4 minute read

I spent July 2019 as a residential TA for the Engineering Summer Academy at Penn’s Complex Networks course. The professor for the program (Victor Preciado) decided to switch the programming curriculum from MATLAB to Python, and let the RTAs figure out the programming lesson plans and homeworks.

I helped design the Python curriculum, and did the programming legwork - generating randomized inputs, setting up grading protocols, creating interesting sample graphs, and writing sample solutions.

The students’ main programming challenge was the implementation of two graph contagion models in Python. The first model was decision-based, where a node would be infected if its proportion of infected neighbors exceeded a predetermined threshold. Because of the deterministic nature of this model, implementation was fairly simple and outputs were consistent. The second model was a little more tricky.

Independent cascade model (ICM)

In this model, a node infects its neighbor with a probability corresponding to that outgoing edge’s weight (between 0 and 1). Because of this randomness, the spread of the infection could vary quite significantly, so we told the students to build in a parameter for the number of simulations.

Increasing the number of repeated infections with the same starting nodes (seeds) would give a more accurate average infection size. Because the students’ final project revolved around choosing highly infectious seeds, it was important to implement an efficient model to test their seeding algorithms quickly and accurately.

Switching Data Structures

I initially maintained an adjacency list to track all information for the graph, but further optimizations required storing an adjacency matrix and a dictionary of degrees as well. The matrix allowed edge probabilities to be queried in constant-time, the list avoided iteration over non-neighbor nodes, and the dictionary found the number of non-infected neighbors in constant time.

Another optimization involved switching from sets to a queue for an iteration of infection. While running the simulation, I was originally using sets - adding infected nodes, merging with the set of already-infected nodes to eliminate duplicates, then re-iterating. Switching to a queue eliminated this redundancy.

Eliminating Expensive Operations

The most significant runtime improvement came from eliminating any method that created a deep copy of a data structure. Because of the need to start each iteration with the same starting infected nodes, my first attempts made a deep copy of the starting adjacency matrix, list, and degree dictionary for each iteration. These were then modified during the infection simulation, which made individual simulations very fast, but at the cost of an expensive deep copy.

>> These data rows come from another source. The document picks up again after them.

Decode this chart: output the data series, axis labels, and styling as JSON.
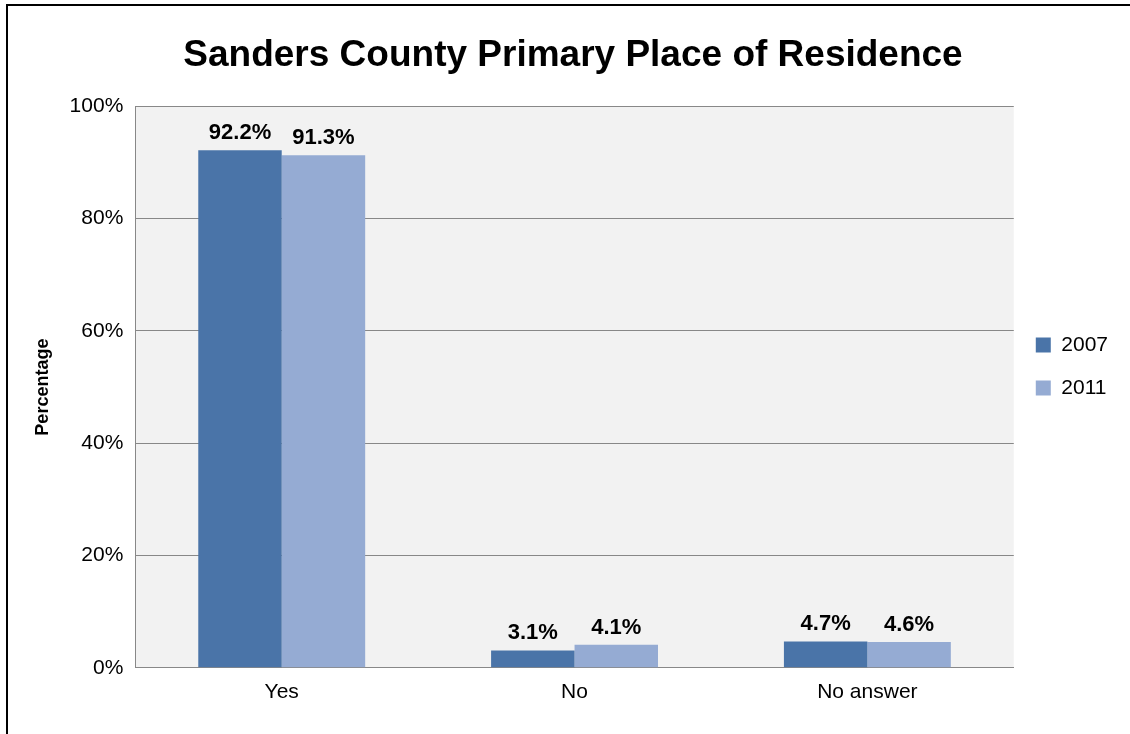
{
  "chart_data": {
    "type": "bar",
    "title": "Sanders County Primary Place of Residence",
    "ylabel": "Percentage",
    "categories": [
      "Yes",
      "No",
      "No answer"
    ],
    "series": [
      {
        "name": "2007",
        "color": "#4a74a8",
        "values": [
          92.2,
          3.1,
          4.7
        ],
        "value_labels": [
          "92.2%",
          "3.1%",
          "4.7%"
        ]
      },
      {
        "name": "2011",
        "color": "#95abd3",
        "values": [
          91.3,
          4.1,
          4.6
        ],
        "value_labels": [
          "91.3%",
          "4.1%",
          "4.6%"
        ]
      }
    ],
    "ylim": [
      0,
      100
    ],
    "yticks": [
      {
        "value": 0,
        "label": "0%"
      },
      {
        "value": 20,
        "label": "20%"
      },
      {
        "value": 40,
        "label": "40%"
      },
      {
        "value": 60,
        "label": "60%"
      },
      {
        "value": 80,
        "label": "80%"
      },
      {
        "value": 100,
        "label": "100%"
      }
    ],
    "grid": "y",
    "legend": "right"
  }
}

Instead of copying the entire graph structure, I opted to make a deep copy of the 20 seeds for each iteration. The deep copy would be used to hold all infected nodes over the course of a single iteration, resulting in the same functionality without any need to modify or duplicate the graph.

Chung-Lu graph generation

The other notable script I wrote involved generating graphs for the students’ final projects, where they would try to select the twenty most infectious seeds in a directed graph. Seed choice had to matter, but the professor didn’t want simple algorithms like out-degree performing as well as more complex measures of centrality.

Requirements

Dr. Preciado outlined a plan for a modified Chung-Lu graph, with the following characteristics:

  • The 1000-node graph consisted of five isolated communities of equal size. This limited the effectiveness of less sophisticated algorithms if they did not account for distance between seeds.
  • Nodes have different expected degrees.

A naive random graph, where an edge is created between two vertices with some constant probability, would not pass the second requirement since the expected degree for every vertex is the same. Dr. Preciado wanted a linear distribution instead, where each community of 200 nodes would have expected degree from 100 down to 1.

Generator implementation

The Chung-Lu model took one of the five 200-node communities and gave each node a w-value ranging from 100 to 1, corresponding to the node’s expected final degree before dampening.

The probability of an edge forming from node i to node j was equal to \( \frac{w_i * w_j}{\rho} * 0.7 \) where \( \rho \) was the sum of w-values in the community and 0.7 was a constant dampening factor to reduce the edge density of the graph. Essentially, pairs of vertices with a larger product of w-values had a greater chance of forming an edge between them.

The script used a single 1000 by 1000 matrix to store the dampened w-value products., and random generation to generate the actual graph. The end result was an adjacency matrix that could easily be formatted as an edge list for the students’ input.

To hide the communities of the graph from students, the script scrambled the adjacency matrix after constructing it. If this hadn’t been done, the adjacency matrix would have been five diagonally stacked blocks of probabilities, with zeroes everywhere else. I used a dictionary as a basic substitution list to reassign node numbers.